Gli horror grandguignoleschi mi piacciono, niente da dire; ma ho sempre pensato che quelli in cui la componente ematica è minima abbiano una marcia in più. Insomma, trovo sia più difficile inquietare basandosi unicamente su una buona storia che versando ettolitri di sangue e frattaglie. E infatti questo Session 9, del bravo Brad Anderson (regista dell’acclamato L’uomo senza sonno), l’ho apprezzato parecchio.
Uscito nel 2001, si basa su una storia avvincente e originale.

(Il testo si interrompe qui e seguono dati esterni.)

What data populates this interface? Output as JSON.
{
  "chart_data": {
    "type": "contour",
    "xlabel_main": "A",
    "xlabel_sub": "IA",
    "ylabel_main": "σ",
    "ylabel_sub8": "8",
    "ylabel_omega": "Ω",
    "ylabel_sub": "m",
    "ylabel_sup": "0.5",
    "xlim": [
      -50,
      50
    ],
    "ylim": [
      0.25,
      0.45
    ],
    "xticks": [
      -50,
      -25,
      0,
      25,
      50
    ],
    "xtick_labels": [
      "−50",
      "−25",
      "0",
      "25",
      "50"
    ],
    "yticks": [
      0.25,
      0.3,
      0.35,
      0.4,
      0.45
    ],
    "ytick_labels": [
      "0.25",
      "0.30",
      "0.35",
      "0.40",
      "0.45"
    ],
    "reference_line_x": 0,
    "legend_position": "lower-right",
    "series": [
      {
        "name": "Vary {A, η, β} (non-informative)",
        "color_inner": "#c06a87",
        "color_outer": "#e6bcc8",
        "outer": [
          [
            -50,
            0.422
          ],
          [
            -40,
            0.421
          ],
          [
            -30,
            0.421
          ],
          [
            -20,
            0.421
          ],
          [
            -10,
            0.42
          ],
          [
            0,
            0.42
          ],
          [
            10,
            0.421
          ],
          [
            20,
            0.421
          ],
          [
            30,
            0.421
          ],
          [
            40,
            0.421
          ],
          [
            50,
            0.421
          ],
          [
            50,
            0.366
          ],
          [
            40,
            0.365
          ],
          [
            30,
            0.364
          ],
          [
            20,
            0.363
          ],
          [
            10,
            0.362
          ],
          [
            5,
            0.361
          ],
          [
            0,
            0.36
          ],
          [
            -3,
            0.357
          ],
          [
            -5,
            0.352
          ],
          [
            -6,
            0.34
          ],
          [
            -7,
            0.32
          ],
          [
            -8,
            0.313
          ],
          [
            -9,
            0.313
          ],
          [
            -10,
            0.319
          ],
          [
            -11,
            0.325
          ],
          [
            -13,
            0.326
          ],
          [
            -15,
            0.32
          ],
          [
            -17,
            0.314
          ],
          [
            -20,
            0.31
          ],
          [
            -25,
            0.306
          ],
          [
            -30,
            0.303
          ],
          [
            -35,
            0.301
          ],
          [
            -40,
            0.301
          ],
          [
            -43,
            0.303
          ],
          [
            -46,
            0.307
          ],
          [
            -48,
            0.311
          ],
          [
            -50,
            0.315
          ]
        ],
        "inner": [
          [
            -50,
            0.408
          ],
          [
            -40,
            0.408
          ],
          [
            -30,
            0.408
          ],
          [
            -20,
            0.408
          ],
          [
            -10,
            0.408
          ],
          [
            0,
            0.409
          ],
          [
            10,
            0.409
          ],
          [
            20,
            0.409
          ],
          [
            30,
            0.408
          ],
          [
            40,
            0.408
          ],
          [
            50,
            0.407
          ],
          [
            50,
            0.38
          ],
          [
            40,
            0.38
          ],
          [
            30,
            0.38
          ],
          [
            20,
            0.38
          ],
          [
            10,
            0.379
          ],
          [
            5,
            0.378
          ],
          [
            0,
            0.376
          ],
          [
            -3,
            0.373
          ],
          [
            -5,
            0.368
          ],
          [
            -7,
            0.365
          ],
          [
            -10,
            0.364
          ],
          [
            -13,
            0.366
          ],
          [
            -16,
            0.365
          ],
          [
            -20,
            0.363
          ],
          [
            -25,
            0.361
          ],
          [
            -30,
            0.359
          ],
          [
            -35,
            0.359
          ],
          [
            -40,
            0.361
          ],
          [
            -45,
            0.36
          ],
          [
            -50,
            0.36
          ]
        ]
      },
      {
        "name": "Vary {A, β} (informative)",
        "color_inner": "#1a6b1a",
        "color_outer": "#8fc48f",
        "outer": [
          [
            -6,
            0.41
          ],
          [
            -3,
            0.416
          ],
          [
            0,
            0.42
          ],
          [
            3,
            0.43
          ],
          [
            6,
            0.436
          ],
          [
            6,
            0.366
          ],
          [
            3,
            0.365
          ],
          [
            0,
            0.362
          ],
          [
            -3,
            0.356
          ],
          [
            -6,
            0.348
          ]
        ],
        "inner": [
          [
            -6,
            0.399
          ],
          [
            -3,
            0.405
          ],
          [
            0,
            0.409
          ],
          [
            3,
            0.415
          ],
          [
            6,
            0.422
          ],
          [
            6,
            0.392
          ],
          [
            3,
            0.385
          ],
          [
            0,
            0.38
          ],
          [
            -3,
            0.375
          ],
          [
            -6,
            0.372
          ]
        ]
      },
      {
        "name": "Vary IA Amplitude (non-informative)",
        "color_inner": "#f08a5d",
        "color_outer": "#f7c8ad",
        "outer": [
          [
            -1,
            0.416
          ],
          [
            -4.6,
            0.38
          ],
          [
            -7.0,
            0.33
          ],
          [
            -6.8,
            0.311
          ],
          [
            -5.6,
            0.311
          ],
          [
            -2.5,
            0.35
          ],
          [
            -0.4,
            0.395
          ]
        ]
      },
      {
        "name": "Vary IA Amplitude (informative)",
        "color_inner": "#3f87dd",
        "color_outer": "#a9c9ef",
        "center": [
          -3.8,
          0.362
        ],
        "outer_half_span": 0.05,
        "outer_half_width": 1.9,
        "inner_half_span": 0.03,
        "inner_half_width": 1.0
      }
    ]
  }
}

Gordon Fleming, titolare di una ditta di bonifica e neopapà con una situazione familiare non proprio rosea, ottiene l’appalto per eliminare l’amianto da un manicomio abbandonato, chiuso nel 1985. Sin dalle scene iniziali del sopralluogo Anderson ci prende per mano e ci conduce in lunghi corridoi pieni di sporcizia e macerie, in cui ammiccano inquietanti sedie a rotelle e s’intrecciano enormi condotti e tubature.
Alcuni giorni dopo i cinque operai dell’impresa cominciano il risanamento. Ma le operazioni prendono subito una cattiva piega: tra i lavoratori esistono dissapori e tensioni, che paiono intensificarsi col passare dei giorni e la permanenza nel manicomio. Inoltre una sinistra presenza sembra aleggiare nel complesso e alcuni nastri audio ritrovati in un vecchio archivio svelano la terribile vicenda di una giovane paziente dell’ospedale psichiatrico, Mary, afflitta da disturbi della personalità. L’inquietante passato dell’edificio s’intreccia col presente, e il nervosismo si trasforma in terrore quando un operaio svanisce nel nulla.
Anderson è molto capace nel delineare la psicologia dei personaggi (uno ha la fobia del buio, uno problemi con la moglie, altri due litigano continuamente per una storia di donne) e le loro relazioni, affrescando una discesa da incubo nella mente del protagonista principale (un ottimo Peter Mullan.) La pellicola scorre senza cali di tensione, mantenendo la suspence sempre molto alta e spiazzando lo spettatore con numerosi “ribaltoni.” E la colossale presenza del manicomio è il palcoscenico ideale per raccontare questa storia di fragilità mentale e precarie relazioni personali.
Punti forti della pellicola:
- una solidissima sceneggiatura di Anderson e Stephen Gevendon (anche attore nella pellicola), che calca la mano sulla psicologia dei personaggi, intrecciandola in maniera molto sottile con un passato oscuro;
- una location spaventosa, un complesso maestoso, realmente esistente, che si erge a protagonista principale. Un po’ come quell’Overlook Hotel che tanti incubi ha regalato agli appassionati della paura su celluloide, così l’ospedale psichiatrico di Session 9 rappresenta il punto d’incontro tra un macabro passato e l’anima tormentata del protagonista;
- una colonna sonora distorta e malata, perfetto accompagnamento per una vicenda di follia.
Il film non è esente da difetti, in primis una fotografia che a volte non convince – l’inesperienza del giovane Anderson un po’ si fa sentire – e scelte di montaggio che in alcuni casi generano confusione. Ma sono imperfezioni risibili di fronte a un film che dimostra come sia possibile confezionare un ottimo prodotto pur senza affidarsi a produzioni esagerate e a effetti speciali da baraccone. Un low-budget dimenticato, una piccola chicca da riscoprire.